GENEVA, Sept., 29 2014 (IPS) – The steady increase in patent applications and grants that is taking place in developed and some developing countries (notably in China) is sometimes hailed as evidence of the strength of global innovation and of the role of the patent system in encouraging it.
However, such an increase does not correspond to a genuine rise in innovation. It points instead to a major deviation of the patent system away from its intended objective: to reward those who contribute to technological progress by creating new and inventive products and processes.
The increase in the number of patents reflects, to a large extent, the low requirements of patentability applied by patent offices and courts. Patents granted despite the absence of a genuine invention detract knowledge from the public domain and can unduly restrain legitimate competition.
Low standards of patentability encourage a large number of applications that would not otherwise be made, leading to a world backlog estimated at over 10 million unexaminedpatents.
This problem affects various sectors. For instance, Nokia is reported to hold around 30,000 patents relating to mobile phones, a large part of which are likely to be invalid, while Samsung holds more than 31,000 patent families. A study covering various fields of clean energy technologies, including solar photovoltaic, geothermal, wind and carbon capture, found nearly 400,000 patent documents.
The proliferation of patents is particularly high and problematic in the pharmaceutical sector, where large companies actively seek to acquire broad portfolios of patents in order to extend patent protection beyond the expiry of the original patents on new compounds. These ever-greening strategies allow them to keep generic producers out of the market and charge prices higher than those that would otherwise exist in a competitive scenario.
For example, the basic patent for paroxetine, an antidepressant, expired in the late 1990s, whereas ‘secondary’ patents will extend up to 2018.
Ever-greening strategies by one company often force others to follow the same pattern as a defensive approach. The proliferation of ‘secondary’ or ‘spurious’ patents can impose significant costs on patients and public health systems.
Several measures can be applied at the national level to avoid the proliferation of patents on trivial developments in full consistency with the Agreement on Trade-related Aspects of Intellectual Property Rights (TRIPS), because they fall within the policy space that World Trade Organisation (WTO) members have retained to design and apply their patent laws.
The most important policy that governments may implement is the rigorous application of the requirements of patentability, based on a thorough examination of patent applications. The TRIPS agreement neither defines the concept of ‘invention’ nor how such requirements need to be interpreted.
Thus, national laws may differentiate inventions and discoveries, and require that the former result from an inventive activity, thereby excluding pre-existing subject matter that is merely found, such as natural substances.
While some patent offices grant patents on the basis of legal fictions on novelty, there is no reason to follow such practices in other jurisdictions.
An example of this practice by some patent offices is to admit what are known as ‘selection patents’, whereby one of more items that were previously disclosed are independently claimed. This type of patents provide an effective means of ever-greening, because protection can be extended for the full length of a new patent, i.e. normally 20 additional years, despite the fact that novelty was actually lost when such items were first disclosed.
While some large patent offices, such as the U.S. Patent and Trademark Office, the European Patent Office and the Chinese Patent Office, seem to apply a lax inventive step standard thereby allowing for the granting of a large number of ‘low quality’ patents, there are strong public interest arguments to follow a different approach, particularly in developing countries.
A strict application of the industrial applicability/usefulness requirement, when provided for by the national law, may also contribute to prevent the grant of unwarranted patent rights.
This is the case, in particular, for claims on new medical uses, which are equivalent to claims over methods of treatment that have no industrial application or technical effect. The lack of industrial applicability may be a sufficient ground to reject such claims.

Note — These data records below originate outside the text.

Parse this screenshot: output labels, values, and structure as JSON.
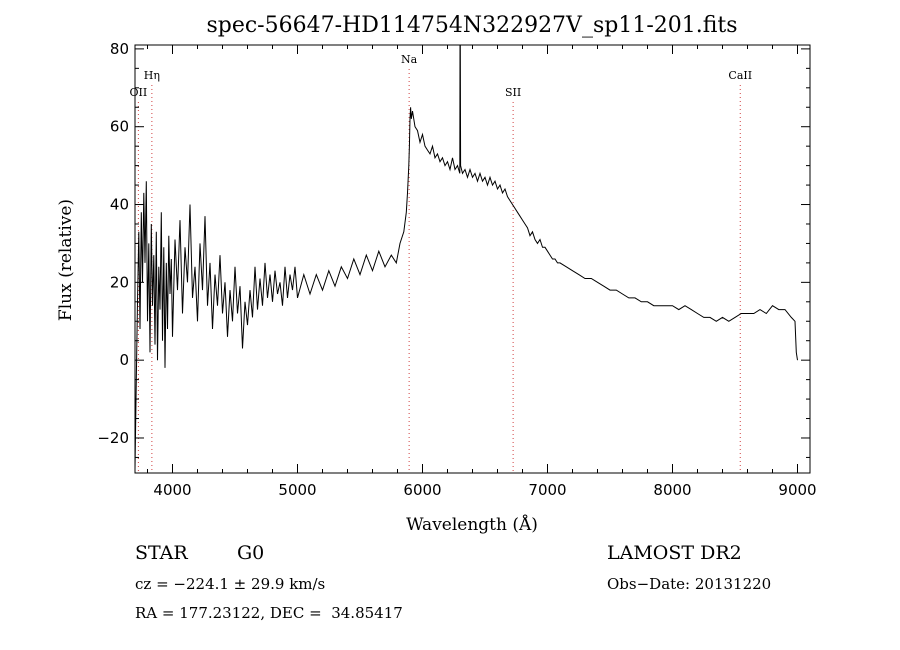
{
  "chart_data": {
    "type": "line",
    "title": "spec-56647-HD114754N322927V_sp11-201.fits",
    "xlabel": "Wavelength (Å)",
    "ylabel": "Flux (relative)",
    "xlim": [
      3700,
      9100
    ],
    "ylim": [
      -29,
      81
    ],
    "x_ticks": [
      4000,
      5000,
      6000,
      7000,
      8000,
      9000
    ],
    "x_tick_labels": [
      "4000",
      "5000",
      "6000",
      "7000",
      "8000",
      "9000"
    ],
    "y_ticks": [
      -20,
      0,
      20,
      40,
      60,
      80
    ],
    "y_tick_labels": [
      "−20",
      "0",
      "20",
      "40",
      "60",
      "80"
    ],
    "grid": false,
    "series": [
      {
        "color": "#000000",
        "points": [
          [
            3700,
            -28
          ],
          [
            3710,
            -5
          ],
          [
            3720,
            15
          ],
          [
            3730,
            33
          ],
          [
            3740,
            8
          ],
          [
            3750,
            38
          ],
          [
            3760,
            20
          ],
          [
            3770,
            43
          ],
          [
            3780,
            25
          ],
          [
            3790,
            46
          ],
          [
            3800,
            10
          ],
          [
            3810,
            30
          ],
          [
            3820,
            2
          ],
          [
            3830,
            35
          ],
          [
            3840,
            14
          ],
          [
            3850,
            27
          ],
          [
            3860,
            4
          ],
          [
            3870,
            33
          ],
          [
            3880,
            0
          ],
          [
            3890,
            24
          ],
          [
            3900,
            13
          ],
          [
            3910,
            38
          ],
          [
            3920,
            5
          ],
          [
            3930,
            29
          ],
          [
            3940,
            -2
          ],
          [
            3950,
            25
          ],
          [
            3960,
            8
          ],
          [
            3970,
            32
          ],
          [
            3980,
            17
          ],
          [
            3990,
            26
          ],
          [
            4000,
            6
          ],
          [
            4020,
            31
          ],
          [
            4040,
            18
          ],
          [
            4060,
            36
          ],
          [
            4080,
            12
          ],
          [
            4100,
            29
          ],
          [
            4120,
            20
          ],
          [
            4140,
            40
          ],
          [
            4160,
            16
          ],
          [
            4180,
            24
          ],
          [
            4200,
            10
          ],
          [
            4220,
            30
          ],
          [
            4240,
            18
          ],
          [
            4260,
            37
          ],
          [
            4280,
            14
          ],
          [
            4300,
            25
          ],
          [
            4320,
            8
          ],
          [
            4340,
            22
          ],
          [
            4360,
            14
          ],
          [
            4380,
            27
          ],
          [
            4400,
            12
          ],
          [
            4420,
            20
          ],
          [
            4440,
            6
          ],
          [
            4460,
            18
          ],
          [
            4480,
            10
          ],
          [
            4500,
            24
          ],
          [
            4520,
            12
          ],
          [
            4540,
            19
          ],
          [
            4560,
            3
          ],
          [
            4580,
            15
          ],
          [
            4600,
            9
          ],
          [
            4620,
            18
          ],
          [
            4640,
            11
          ],
          [
            4660,
            24
          ],
          [
            4680,
            13
          ],
          [
            4700,
            21
          ],
          [
            4720,
            14
          ],
          [
            4740,
            25
          ],
          [
            4760,
            16
          ],
          [
            4780,
            22
          ],
          [
            4800,
            15
          ],
          [
            4820,
            23
          ],
          [
            4840,
            17
          ],
          [
            4860,
            20
          ],
          [
            4880,
            14
          ],
          [
            4900,
            24
          ],
          [
            4920,
            16
          ],
          [
            4940,
            22
          ],
          [
            4960,
            18
          ],
          [
            4980,
            24
          ],
          [
            5000,
            16
          ],
          [
            5050,
            22
          ],
          [
            5100,
            17
          ],
          [
            5150,
            22
          ],
          [
            5200,
            18
          ],
          [
            5250,
            23
          ],
          [
            5300,
            19
          ],
          [
            5350,
            24
          ],
          [
            5400,
            21
          ],
          [
            5450,
            26
          ],
          [
            5500,
            22
          ],
          [
            5550,
            27
          ],
          [
            5600,
            23
          ],
          [
            5650,
            28
          ],
          [
            5700,
            24
          ],
          [
            5750,
            27
          ],
          [
            5790,
            25
          ],
          [
            5820,
            30
          ],
          [
            5850,
            33
          ],
          [
            5870,
            38
          ],
          [
            5880,
            43
          ],
          [
            5890,
            50
          ],
          [
            5895,
            55
          ],
          [
            5900,
            62
          ],
          [
            5905,
            65
          ],
          [
            5910,
            62
          ],
          [
            5920,
            64
          ],
          [
            5940,
            60
          ],
          [
            5960,
            59
          ],
          [
            5980,
            56
          ],
          [
            6000,
            58
          ],
          [
            6020,
            55
          ],
          [
            6040,
            54
          ],
          [
            6060,
            53
          ],
          [
            6080,
            55
          ],
          [
            6100,
            52
          ],
          [
            6120,
            53
          ],
          [
            6140,
            51
          ],
          [
            6160,
            52
          ],
          [
            6180,
            50
          ],
          [
            6200,
            51
          ],
          [
            6220,
            49
          ],
          [
            6240,
            52
          ],
          [
            6260,
            49
          ],
          [
            6280,
            50
          ],
          [
            6298,
            48
          ],
          [
            6300,
            81
          ],
          [
            6302,
            81
          ],
          [
            6305,
            50
          ],
          [
            6320,
            48
          ],
          [
            6340,
            49
          ],
          [
            6360,
            47
          ],
          [
            6380,
            49
          ],
          [
            6400,
            47
          ],
          [
            6420,
            48
          ],
          [
            6440,
            46
          ],
          [
            6460,
            48
          ],
          [
            6480,
            46
          ],
          [
            6500,
            47
          ],
          [
            6520,
            45
          ],
          [
            6540,
            47
          ],
          [
            6560,
            45
          ],
          [
            6580,
            46
          ],
          [
            6600,
            44
          ],
          [
            6620,
            45
          ],
          [
            6640,
            43
          ],
          [
            6660,
            44
          ],
          [
            6680,
            42
          ],
          [
            6700,
            41
          ],
          [
            6720,
            40
          ],
          [
            6740,
            39
          ],
          [
            6760,
            38
          ],
          [
            6780,
            37
          ],
          [
            6800,
            36
          ],
          [
            6820,
            35
          ],
          [
            6840,
            34
          ],
          [
            6860,
            32
          ],
          [
            6880,
            33
          ],
          [
            6900,
            31
          ],
          [
            6920,
            30
          ],
          [
            6940,
            31
          ],
          [
            6960,
            29
          ],
          [
            6980,
            29
          ],
          [
            7000,
            28
          ],
          [
            7020,
            27
          ],
          [
            7040,
            26
          ],
          [
            7060,
            26
          ],
          [
            7080,
            25
          ],
          [
            7100,
            25
          ],
          [
            7150,
            24
          ],
          [
            7200,
            23
          ],
          [
            7250,
            22
          ],
          [
            7300,
            21
          ],
          [
            7350,
            21
          ],
          [
            7400,
            20
          ],
          [
            7450,
            19
          ],
          [
            7500,
            18
          ],
          [
            7550,
            18
          ],
          [
            7600,
            17
          ],
          [
            7650,
            16
          ],
          [
            7700,
            16
          ],
          [
            7750,
            15
          ],
          [
            7800,
            15
          ],
          [
            7850,
            14
          ],
          [
            7900,
            14
          ],
          [
            7950,
            14
          ],
          [
            8000,
            14
          ],
          [
            8050,
            13
          ],
          [
            8100,
            14
          ],
          [
            8150,
            13
          ],
          [
            8200,
            12
          ],
          [
            8250,
            11
          ],
          [
            8300,
            11
          ],
          [
            8350,
            10
          ],
          [
            8400,
            11
          ],
          [
            8450,
            10
          ],
          [
            8500,
            11
          ],
          [
            8550,
            12
          ],
          [
            8600,
            12
          ],
          [
            8650,
            12
          ],
          [
            8700,
            13
          ],
          [
            8750,
            12
          ],
          [
            8800,
            14
          ],
          [
            8850,
            13
          ],
          [
            8900,
            13
          ],
          [
            8950,
            11
          ],
          [
            8980,
            10
          ],
          [
            8990,
            2
          ],
          [
            9000,
            0
          ]
        ]
      }
    ],
    "lines": [
      {
        "name": "Hη",
        "x": 3835
      },
      {
        "name": "OII",
        "x": 3727
      },
      {
        "name": "Na",
        "x": 5893
      },
      {
        "name": "SII",
        "x": 6725
      },
      {
        "name": "CaII",
        "x": 8542
      }
    ],
    "line_color": "#d04040"
  },
  "info": {
    "object_class": "STAR",
    "subclass": "G0",
    "survey": "LAMOST DR2",
    "cz": "cz = −224.1 ± 29.9 km/s",
    "obs_date": "Obs−Date: 20131220",
    "radec": "RA = 177.23122, DEC =  34.85417"
  }
}
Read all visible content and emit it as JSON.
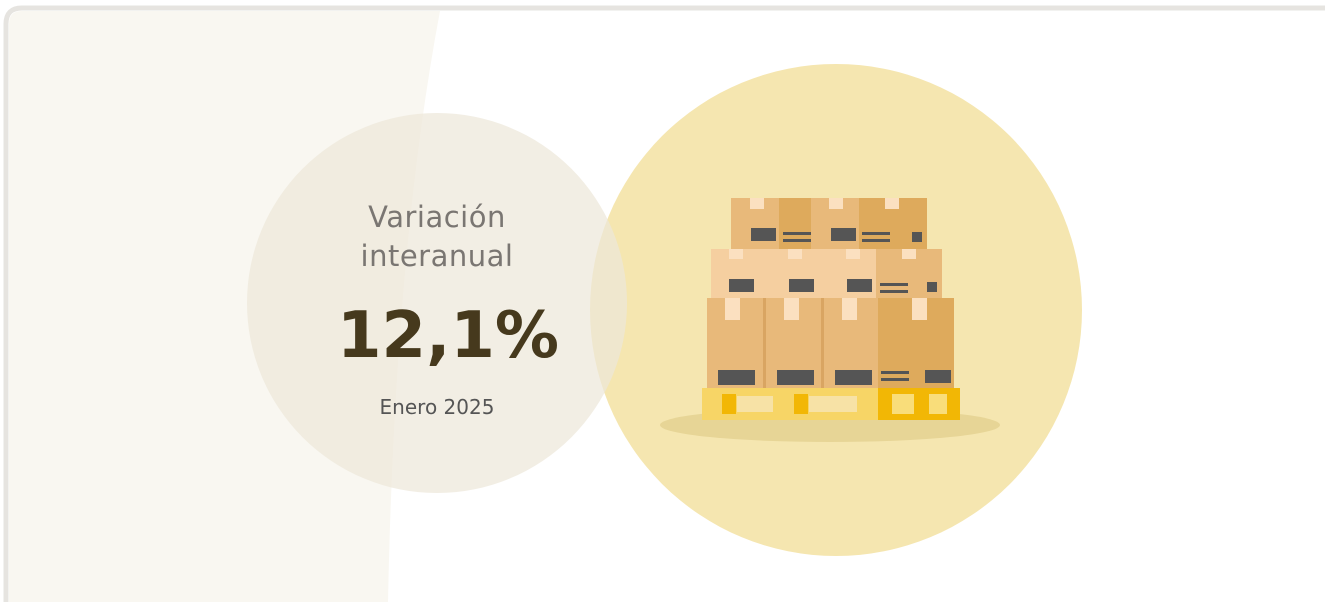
{
  "card": {
    "label": "Variación interanual",
    "value": "12,1%",
    "period": "Enero 2025"
  }
}
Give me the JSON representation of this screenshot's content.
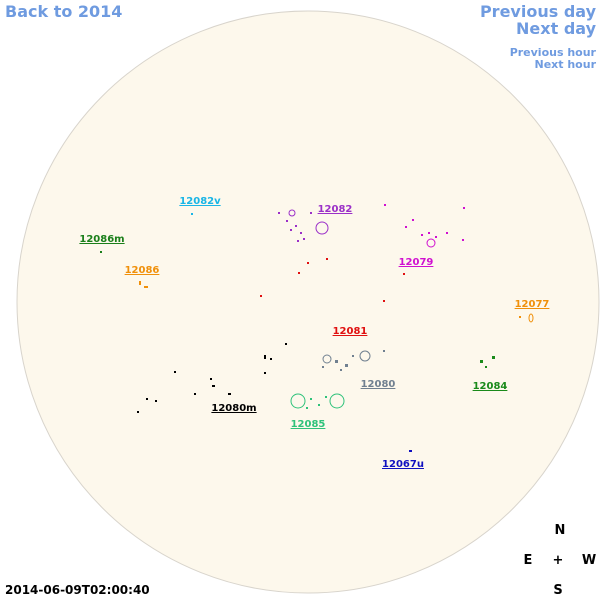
{
  "navigation": {
    "back": "Back to 2014",
    "previous_day": "Previous day",
    "next_day": "Next day",
    "previous_hour": "Previous hour",
    "next_hour": "Next hour"
  },
  "regions": [
    {
      "label": "12082v",
      "color": "#19b5e6"
    },
    {
      "label": "12082",
      "color": "#9b30c8"
    },
    {
      "label": "12086m",
      "color": "#1a7f1a"
    },
    {
      "label": "12086",
      "color": "#f0900a"
    },
    {
      "label": "12079",
      "color": "#d010d0"
    },
    {
      "label": "12077",
      "color": "#f0900a"
    },
    {
      "label": "12081",
      "color": "#e01010"
    },
    {
      "label": "12080",
      "color": "#708090"
    },
    {
      "label": "12084",
      "color": "#1a8a1a"
    },
    {
      "label": "12080m",
      "color": "#000000"
    },
    {
      "label": "12085",
      "color": "#2ec27a"
    },
    {
      "label": "12067u",
      "color": "#1010c0"
    }
  ],
  "compass": {
    "north": "N",
    "east": "E",
    "center": "+",
    "west": "W",
    "south": "S"
  },
  "timestamp": "2014-06-09T02:00:40"
}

Given the policy space left by the TRIPS agreement to adopt their own definitions of the patentability standards, and to do so consistently with their legal systems and practices, governments can follow different methods to ensure that patents are granted only when there are sufficient merits under the applicable law.
Governments may introduce specific standards in the patent laws themselves. A notable case is the Indian Patent Act, as amended in 2005, which incorporated in section 3(d) specific standards to assess patent applications in the field of chemicals and pharmaceuticals.
In a case brought by Novartis (a Swiss pharmaceutical company) against the rejection of its patent application relating to a beta crystalline form of imatinib mesylate, the Indian Supreme Court held that the claimed invention failed in both the tests of invention and patentability.
The definition of the standards of patentability can also be made through regulations, including patent offices’ guidelines. A good example is provided by the guidelines on the patentability of pharmaceutical products and processes adopted by the Argentine government in 2012 to limit the ever-greening of pharmaceutical patents.
Finally, it is worth noting that in applying patentability standards, patent offices can differentiate, in line with the TRIPS agreement, among fields of technology in order to take into account particular features of specific sectors and public policies objectives, for instance in relation to the promotion of generic drugs.
Measures to accommodate these differences constitute a necessary response to the diversity of technologies and, consequently, a condition sine qua non for an intrinsically balanced system of protection that remains neutral in its effects on competition.